>>299540 (OP)
>It seemed like it was leading to something more compelling, but they decided to ignore it.
It left questions about Pinkie Pie hanging in the air. While her immediate problem was resolved, it was clear by the end that she had emotional issues that left her prone to dangerously irrational behavior. Those issues were conspicuously ignored which made us regard Pinkie Pie as considerably less harmless than we had before the episode aired.
Guys who got on the ride in Season One will remember that up until "Party of One" aired Pinkie Pie had seemed singularly non-threatening, which was a big part of what had made "Cupcakes" amusing. The occasional harmless prank, as seen in "Griffon the Brush-off," was the limit to Pinkie Pie's maliciousness. She had even refused to prank Fluttershy over concerns that she was too delicate. We had accepted that benign playfullness as one of Pinkie Pie's defining traits.
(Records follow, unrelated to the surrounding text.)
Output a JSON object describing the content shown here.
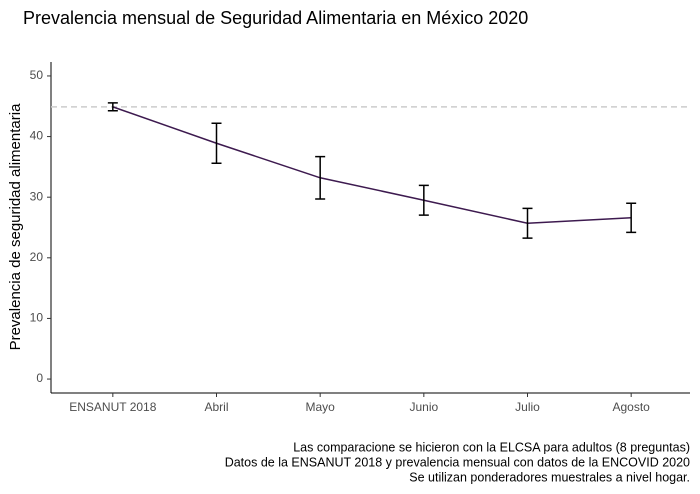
{
  "chart_data": {
    "type": "line",
    "title": "Prevalencia mensual de Seguridad Alimentaria en México 2020",
    "y_label": "Prevalencia de seguridad alimentaria",
    "categories": [
      "ENSANUT 2018",
      "Abril",
      "Mayo",
      "Junio",
      "Julio",
      "Agosto"
    ],
    "series": [
      {
        "name": "Prevalencia",
        "color": "#3d1a4f",
        "values": [
          44.9,
          38.9,
          33.2,
          29.5,
          25.7,
          26.6
        ],
        "errors": [
          0.65,
          3.3,
          3.5,
          2.45,
          2.45,
          2.4
        ]
      }
    ],
    "reference_line": {
      "value": 44.9,
      "color": "#cccccc"
    },
    "ylim": [
      -2.3,
      52.3
    ],
    "yticks": [
      0,
      10,
      20,
      30,
      40,
      50
    ],
    "grid": false,
    "caption": [
      "Las comparacione se hicieron con la ELCSA para adultos (8 preguntas)",
      "Datos de la ENSANUT 2018 y prevalencia mensual con datos de la ENCOVID 2020",
      "Se utilizan ponderadores muestrales a nivel hogar."
    ]
  }
}
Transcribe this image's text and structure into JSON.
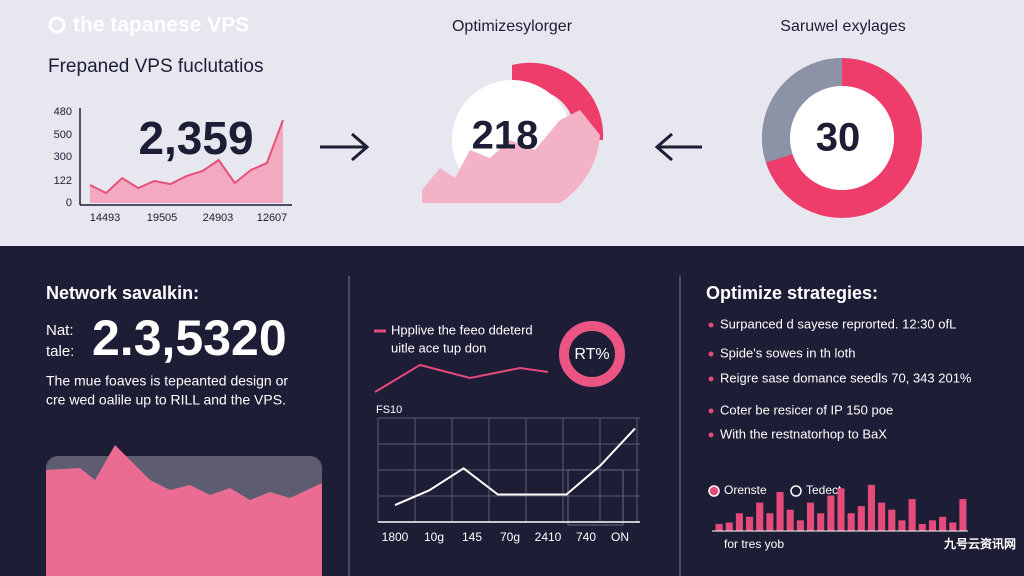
{
  "header": {
    "brand": "the tapanese VPS"
  },
  "top_left": {
    "title": "Frepaned VPS fuclutatios",
    "big_number": "2,359",
    "y_tick_labels": [
      "480",
      "500",
      "300",
      "122",
      "0"
    ],
    "x_tick_labels": [
      "14493",
      "19505",
      "24903",
      "12607"
    ],
    "chart": {
      "type": "area",
      "ylim": [
        0,
        500
      ],
      "color": "#e8507a",
      "fill": "#f3a9c0",
      "values": [
        99,
        55,
        137,
        82,
        121,
        104,
        148,
        176,
        236,
        110,
        181,
        220,
        456
      ]
    }
  },
  "top_middle": {
    "title": "Optimizesylorger",
    "big_number": "218"
  },
  "top_right": {
    "title": "Saruwel exylages",
    "big_number": "30",
    "chart": {
      "type": "donut",
      "value": 30,
      "color": "#8d93a6",
      "ring_color": "#ef3d6b"
    }
  },
  "bottom_left": {
    "title": "Network savalkin:",
    "label_1": "Nat:",
    "label_2": "tale:",
    "big_number": "2.3,5320",
    "text_lines": [
      "The mue foaves is tepeanted design or",
      "cre wed oalile up to RILL and the VPS."
    ]
  },
  "bottom_middle": {
    "legend_lines": [
      "Hpplive the feeo ddeterd",
      "uitle ace tup don"
    ],
    "ring_label": "RT%",
    "axis_label": "FS10",
    "x_tick_labels": [
      "1800",
      "10g",
      "145",
      "70g",
      "2410",
      "740",
      "ON"
    ],
    "chart": {
      "type": "line",
      "ylim": [
        0,
        100
      ],
      "color": "#ffffff",
      "values": [
        19,
        33,
        54,
        29,
        29,
        29,
        57,
        92
      ]
    }
  },
  "bottom_right": {
    "title": "Optimize strategies:",
    "bullets": [
      "Surpanced d sayese reprorted. 12:30 ofL",
      "Spide's sowes in th loth",
      "Reigre sase domance seedls 70, 343 201%",
      "Coter be resicer of IP 150 poe",
      "With the restnatorhop to BaX"
    ],
    "legend": [
      "Orenste",
      "Tedect."
    ],
    "footer": "for tres yob",
    "chart": {
      "type": "bar",
      "ylim": [
        0,
        100
      ],
      "color": "#e44a7a",
      "values": [
        10,
        12,
        25,
        20,
        40,
        25,
        55,
        30,
        15,
        40,
        25,
        50,
        60,
        25,
        35,
        65,
        40,
        30,
        15,
        45,
        10,
        15,
        20,
        12,
        45
      ]
    }
  },
  "watermark": "九号云资讯网"
}
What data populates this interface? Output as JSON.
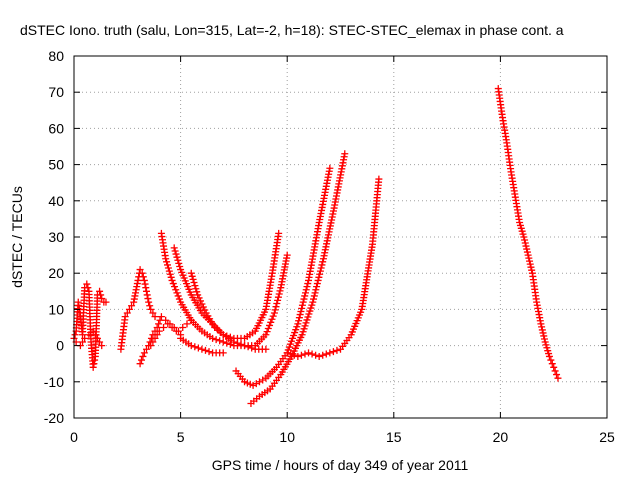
{
  "chart_data": {
    "type": "scatter",
    "title": "dSTEC Iono. truth (salu, Lon=315, Lat=-2, h=18): STEC-STEC_elemax in phase cont. a",
    "xlabel": "GPS time / hours of day 349 of year 2011",
    "ylabel": "dSTEC  / TECUs",
    "xlim": [
      0,
      25
    ],
    "ylim": [
      -20,
      80
    ],
    "xticks": [
      0,
      5,
      10,
      15,
      20,
      25
    ],
    "yticks": [
      -20,
      -10,
      0,
      10,
      20,
      30,
      40,
      50,
      60,
      70,
      80
    ],
    "xtick_labels": [
      "0",
      "5",
      "10",
      "15",
      "20",
      "25"
    ],
    "ytick_labels": [
      "-20",
      "-10",
      "0",
      "10",
      "20",
      "30",
      "40",
      "50",
      "60",
      "70",
      "80"
    ],
    "grid": true,
    "marker": "+",
    "color": "#ff0000",
    "series": [
      {
        "x": [
          0.0,
          0.1,
          0.2,
          0.3,
          0.4,
          0.5,
          0.6,
          0.7,
          0.8,
          0.9,
          1.0,
          1.1,
          1.2,
          1.3,
          1.4,
          1.5
        ],
        "y": [
          2,
          4,
          12,
          8,
          3,
          16,
          17,
          15,
          1,
          -6,
          -3,
          14,
          15,
          13,
          12,
          12
        ]
      },
      {
        "x": [
          0.1,
          0.3,
          0.5,
          0.7,
          0.9,
          1.1,
          1.3
        ],
        "y": [
          1,
          0,
          2,
          3,
          4,
          2,
          0
        ]
      },
      {
        "x": [
          2.2,
          2.4,
          2.6,
          2.8,
          3.0,
          3.1,
          3.2,
          3.3,
          3.4,
          3.5,
          3.6,
          3.8
        ],
        "y": [
          -1,
          8,
          10,
          12,
          18,
          21,
          20,
          18,
          15,
          12,
          10,
          8
        ]
      },
      {
        "x": [
          3.1,
          3.3,
          3.5,
          3.7,
          3.9,
          4.1,
          4.3,
          4.5,
          4.7,
          4.9,
          5.1,
          5.3,
          5.5
        ],
        "y": [
          -5,
          -2,
          0,
          3,
          5,
          8,
          7,
          6,
          5,
          4,
          5,
          6,
          7
        ]
      },
      {
        "x": [
          3.6,
          3.8,
          4.0,
          4.2,
          4.4,
          4.6,
          4.8,
          5.0
        ],
        "y": [
          0,
          2,
          4,
          5,
          6,
          5,
          4,
          3
        ]
      },
      {
        "x": [
          4.1,
          4.3,
          4.6,
          5.0,
          5.5,
          6.0,
          6.5,
          7.0,
          7.5,
          8.0,
          8.5,
          9.0
        ],
        "y": [
          31,
          24,
          18,
          12,
          7,
          4,
          2,
          1,
          0,
          0,
          -1,
          -1
        ]
      },
      {
        "x": [
          4.7,
          5.0,
          5.5,
          6.0,
          6.5,
          7.0,
          7.5,
          8.0,
          8.5,
          9.0,
          9.3,
          9.6
        ],
        "y": [
          27,
          21,
          14,
          9,
          6,
          3,
          2,
          2,
          4,
          10,
          20,
          31
        ]
      },
      {
        "x": [
          5.5,
          5.8,
          6.2,
          6.6,
          7.0,
          7.5,
          8.0,
          8.5,
          9.0,
          9.4,
          9.7,
          10.0
        ],
        "y": [
          20,
          14,
          9,
          5,
          3,
          1,
          0,
          0,
          3,
          9,
          16,
          25
        ]
      },
      {
        "x": [
          5.0,
          5.5,
          6.0,
          6.5,
          7.0
        ],
        "y": [
          2,
          0,
          -1,
          -2,
          -2
        ]
      },
      {
        "x": [
          7.6,
          8.0,
          8.4,
          9.0,
          9.5,
          10.0,
          10.5,
          11.0,
          11.5,
          12.0
        ],
        "y": [
          -7,
          -10,
          -11,
          -9,
          -6,
          -2,
          6,
          18,
          34,
          49
        ]
      },
      {
        "x": [
          8.3,
          8.7,
          9.2,
          9.7,
          10.2,
          10.7,
          11.2,
          11.7,
          12.2,
          12.7
        ],
        "y": [
          -16,
          -14,
          -12,
          -8,
          -3,
          3,
          12,
          24,
          38,
          53
        ]
      },
      {
        "x": [
          10.0,
          10.5,
          11.0,
          11.5,
          12.0,
          12.5,
          13.0,
          13.5,
          14.0,
          14.3
        ],
        "y": [
          -2,
          -3,
          -2,
          -3,
          -2,
          -1,
          3,
          10,
          28,
          46
        ]
      },
      {
        "x": [
          19.9,
          20.1,
          20.3,
          20.5,
          20.7,
          20.9,
          21.1,
          21.3,
          21.5,
          21.7,
          21.9,
          22.1,
          22.3,
          22.5,
          22.7
        ],
        "y": [
          71,
          63,
          56,
          48,
          41,
          34,
          30,
          25,
          20,
          12,
          6,
          1,
          -3,
          -6,
          -9
        ]
      }
    ]
  }
}
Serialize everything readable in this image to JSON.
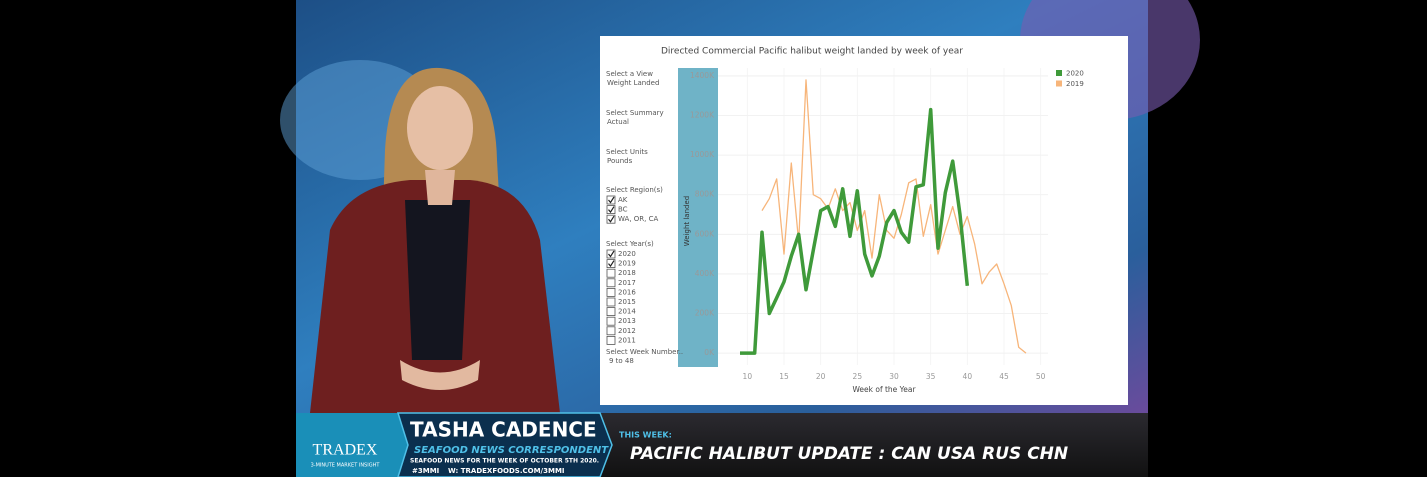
{
  "chart_data": {
    "type": "line",
    "title": "Directed Commercial Pacific halibut weight landed by week of year",
    "x_label": "Week of the Year",
    "y_label": "Weight landed",
    "x": [
      9,
      10,
      11,
      12,
      13,
      14,
      15,
      16,
      17,
      18,
      19,
      20,
      21,
      22,
      23,
      24,
      25,
      26,
      27,
      28,
      29,
      30,
      31,
      32,
      33,
      34,
      35,
      36,
      37,
      38,
      39,
      40,
      41,
      42,
      43,
      44,
      45,
      46,
      47,
      48
    ],
    "series": [
      {
        "name": "2020",
        "color": "#3f9a3a",
        "values": [
          0,
          0,
          0,
          610000,
          200000,
          280000,
          360000,
          490000,
          600000,
          320000,
          520000,
          720000,
          740000,
          640000,
          830000,
          590000,
          820000,
          500000,
          390000,
          490000,
          660000,
          720000,
          610000,
          560000,
          840000,
          850000,
          1230000,
          530000,
          810000,
          970000,
          700000,
          340000,
          null,
          null,
          null,
          null,
          null,
          null,
          null,
          null
        ]
      },
      {
        "name": "2019",
        "color": "#f7b57a",
        "values": [
          null,
          null,
          null,
          720000,
          780000,
          880000,
          500000,
          960000,
          560000,
          1380000,
          800000,
          780000,
          730000,
          830000,
          720000,
          760000,
          620000,
          720000,
          480000,
          800000,
          620000,
          580000,
          700000,
          860000,
          880000,
          590000,
          750000,
          500000,
          620000,
          740000,
          600000,
          690000,
          550000,
          350000,
          410000,
          450000,
          350000,
          240000,
          30000,
          0
        ]
      }
    ],
    "xlim": [
      6,
      51
    ],
    "xticks": [
      10,
      15,
      20,
      25,
      30,
      35,
      40,
      45,
      50
    ],
    "ylim": [
      -60000,
      1440000
    ],
    "yticks": [
      {
        "value": 0,
        "label": "0K"
      },
      {
        "value": 200000,
        "label": "200K"
      },
      {
        "value": 400000,
        "label": "400K"
      },
      {
        "value": 600000,
        "label": "600K"
      },
      {
        "value": 800000,
        "label": "800K"
      },
      {
        "value": 1000000,
        "label": "1000K"
      },
      {
        "value": 1200000,
        "label": "1200K"
      },
      {
        "value": 1400000,
        "label": "1400K"
      }
    ],
    "grid": true,
    "legend": "top-right"
  },
  "filters": [
    {
      "label": "Select a View",
      "value": "Weight Landed"
    },
    {
      "label": "Select Summary",
      "value": "Actual"
    },
    {
      "label": "Select Units",
      "value": "Pounds"
    }
  ],
  "regions": {
    "label": "Select Region(s)",
    "options": [
      {
        "text": "AK",
        "checked": true
      },
      {
        "text": "BC",
        "checked": true
      },
      {
        "text": "WA, OR, CA",
        "checked": true
      }
    ]
  },
  "years": {
    "label": "Select Year(s)",
    "options": [
      {
        "text": "2020",
        "checked": true
      },
      {
        "text": "2019",
        "checked": true
      },
      {
        "text": "2018",
        "checked": false
      },
      {
        "text": "2017",
        "checked": false
      },
      {
        "text": "2016",
        "checked": false
      },
      {
        "text": "2015",
        "checked": false
      },
      {
        "text": "2014",
        "checked": false
      },
      {
        "text": "2013",
        "checked": false
      },
      {
        "text": "2012",
        "checked": false
      },
      {
        "text": "2011",
        "checked": false
      }
    ]
  },
  "week_filter": {
    "label": "Select Week Number..",
    "value": "9 to 48"
  },
  "lower_third": {
    "brand": "TRADEX",
    "brand_sub": "3-MINUTE MARKET INSIGHT",
    "name": "TASHA CADENCE",
    "role": "SEAFOOD NEWS CORRESPONDENT",
    "week": "SEAFOOD NEWS FOR THE WEEK OF OCTOBER 5TH 2020.",
    "hashtag": "#3MMI",
    "website": "W: TRADEXFOODS.COM/3MMI",
    "this_week": "THIS WEEK:",
    "headline": "PACIFIC HALIBUT UPDATE : CAN USA RUS CHN"
  }
}
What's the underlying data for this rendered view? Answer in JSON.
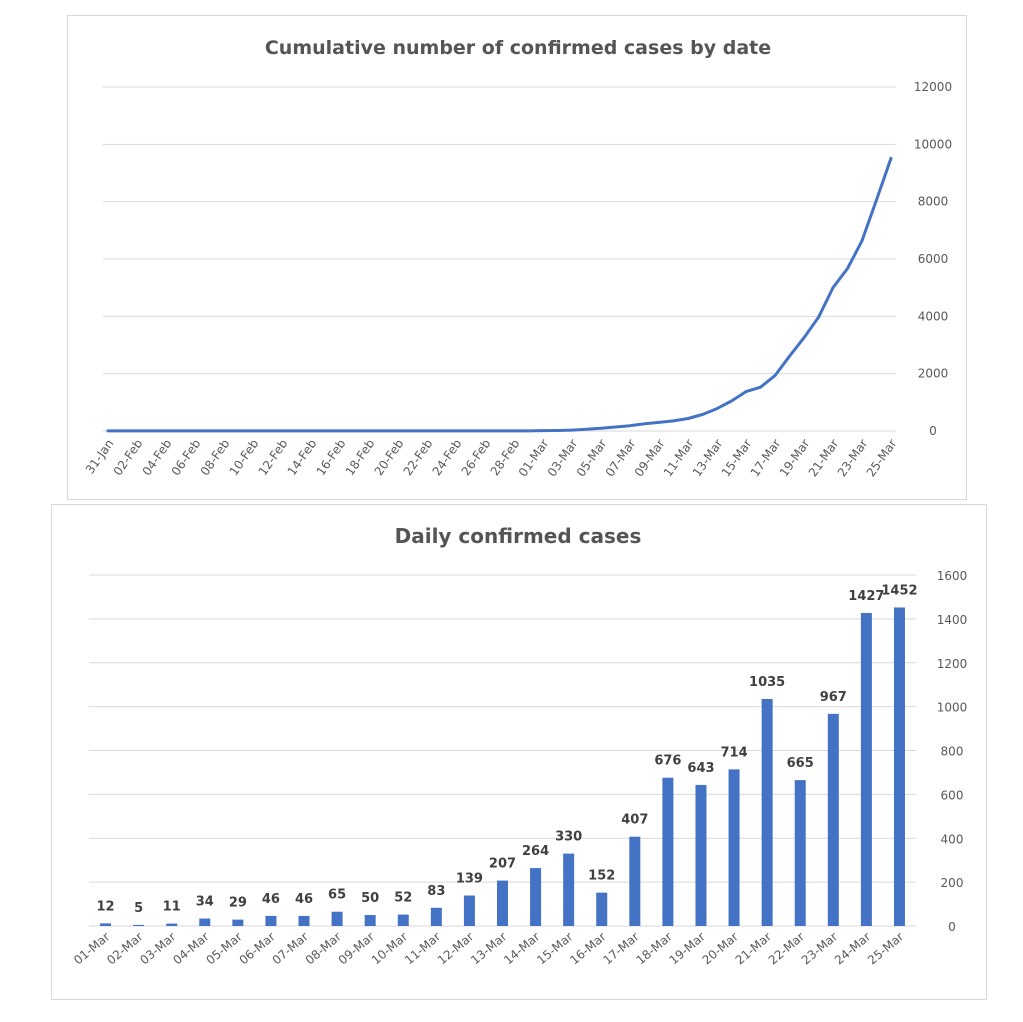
{
  "chart_data": [
    {
      "type": "line",
      "title": "Cumulative number of confirmed cases by date",
      "xlabel": "",
      "ylabel": "",
      "ylim": [
        0,
        12000
      ],
      "yticks": [
        0,
        2000,
        4000,
        6000,
        8000,
        10000,
        12000
      ],
      "y_axis_position": "right",
      "grid": true,
      "legend": "none",
      "line_color": "#4472c4",
      "x": [
        "31-Jan",
        "01-Feb",
        "02-Feb",
        "03-Feb",
        "04-Feb",
        "05-Feb",
        "06-Feb",
        "07-Feb",
        "08-Feb",
        "09-Feb",
        "10-Feb",
        "11-Feb",
        "12-Feb",
        "13-Feb",
        "14-Feb",
        "15-Feb",
        "16-Feb",
        "17-Feb",
        "18-Feb",
        "19-Feb",
        "20-Feb",
        "21-Feb",
        "22-Feb",
        "23-Feb",
        "24-Feb",
        "25-Feb",
        "26-Feb",
        "27-Feb",
        "28-Feb",
        "29-Feb",
        "01-Mar",
        "02-Mar",
        "03-Mar",
        "04-Mar",
        "05-Mar",
        "06-Mar",
        "07-Mar",
        "08-Mar",
        "09-Mar",
        "10-Mar",
        "11-Mar",
        "12-Mar",
        "13-Mar",
        "14-Mar",
        "15-Mar",
        "16-Mar",
        "17-Mar",
        "18-Mar",
        "19-Mar",
        "20-Mar",
        "21-Mar",
        "22-Mar",
        "23-Mar",
        "24-Mar",
        "25-Mar"
      ],
      "x_tick_labels": [
        "31-Jan",
        "02-Feb",
        "04-Feb",
        "06-Feb",
        "08-Feb",
        "10-Feb",
        "12-Feb",
        "14-Feb",
        "16-Feb",
        "18-Feb",
        "20-Feb",
        "22-Feb",
        "24-Feb",
        "26-Feb",
        "28-Feb",
        "01-Mar",
        "03-Mar",
        "05-Mar",
        "07-Mar",
        "09-Mar",
        "11-Mar",
        "13-Mar",
        "15-Mar",
        "17-Mar",
        "19-Mar",
        "21-Mar",
        "23-Mar",
        "25-Mar"
      ],
      "values": [
        2,
        2,
        2,
        2,
        2,
        2,
        2,
        2,
        2,
        2,
        2,
        2,
        2,
        2,
        2,
        2,
        2,
        2,
        2,
        2,
        2,
        2,
        2,
        2,
        2,
        2,
        2,
        2,
        2,
        2,
        14,
        19,
        30,
        64,
        93,
        139,
        185,
        250,
        300,
        352,
        435,
        574,
        781,
        1045,
        1375,
        1527,
        1934,
        2610,
        3253,
        3967,
        5002,
        5667,
        6634,
        8061,
        9513
      ]
    },
    {
      "type": "bar",
      "title": "Daily confirmed cases",
      "xlabel": "",
      "ylabel": "",
      "ylim": [
        0,
        1600
      ],
      "yticks": [
        0,
        200,
        400,
        600,
        800,
        1000,
        1200,
        1400,
        1600
      ],
      "y_axis_position": "right",
      "grid": true,
      "legend": "none",
      "bar_color": "#4472c4",
      "categories": [
        "01-Mar",
        "02-Mar",
        "03-Mar",
        "04-Mar",
        "05-Mar",
        "06-Mar",
        "07-Mar",
        "08-Mar",
        "09-Mar",
        "10-Mar",
        "11-Mar",
        "12-Mar",
        "13-Mar",
        "14-Mar",
        "15-Mar",
        "16-Mar",
        "17-Mar",
        "18-Mar",
        "19-Mar",
        "20-Mar",
        "21-Mar",
        "22-Mar",
        "23-Mar",
        "24-Mar",
        "25-Mar"
      ],
      "values": [
        12,
        5,
        11,
        34,
        29,
        46,
        46,
        65,
        50,
        52,
        83,
        139,
        207,
        264,
        330,
        152,
        407,
        676,
        643,
        714,
        1035,
        665,
        967,
        1427,
        1452
      ]
    }
  ]
}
"Party of One" turned that all on its head. She wasn't playing around with Spike when she held him to a chair and interrogated him, and the way that she chased Rainbow Dash down was considerably more threatening than the time that she had followed her everywhere with balloons and a heli-bicycle. Her cartoony powers no longer seemed quite so innocent. Then the visual representations of her wounded sense of purpose (the spotlight, the tea party, etc.) hinted at a new desperate and needy dimension to her character that had not been apparent before.
We never looked at Pinkie Pie the same way again, and really that was a good thing. Leaving that disturbed aspect of her intact at the end of the episode gave her a depth that she had not possessed before. It also set the foundation for her behavior in Season Two episodes like "The Last Round-up" and "A Friend In Deed."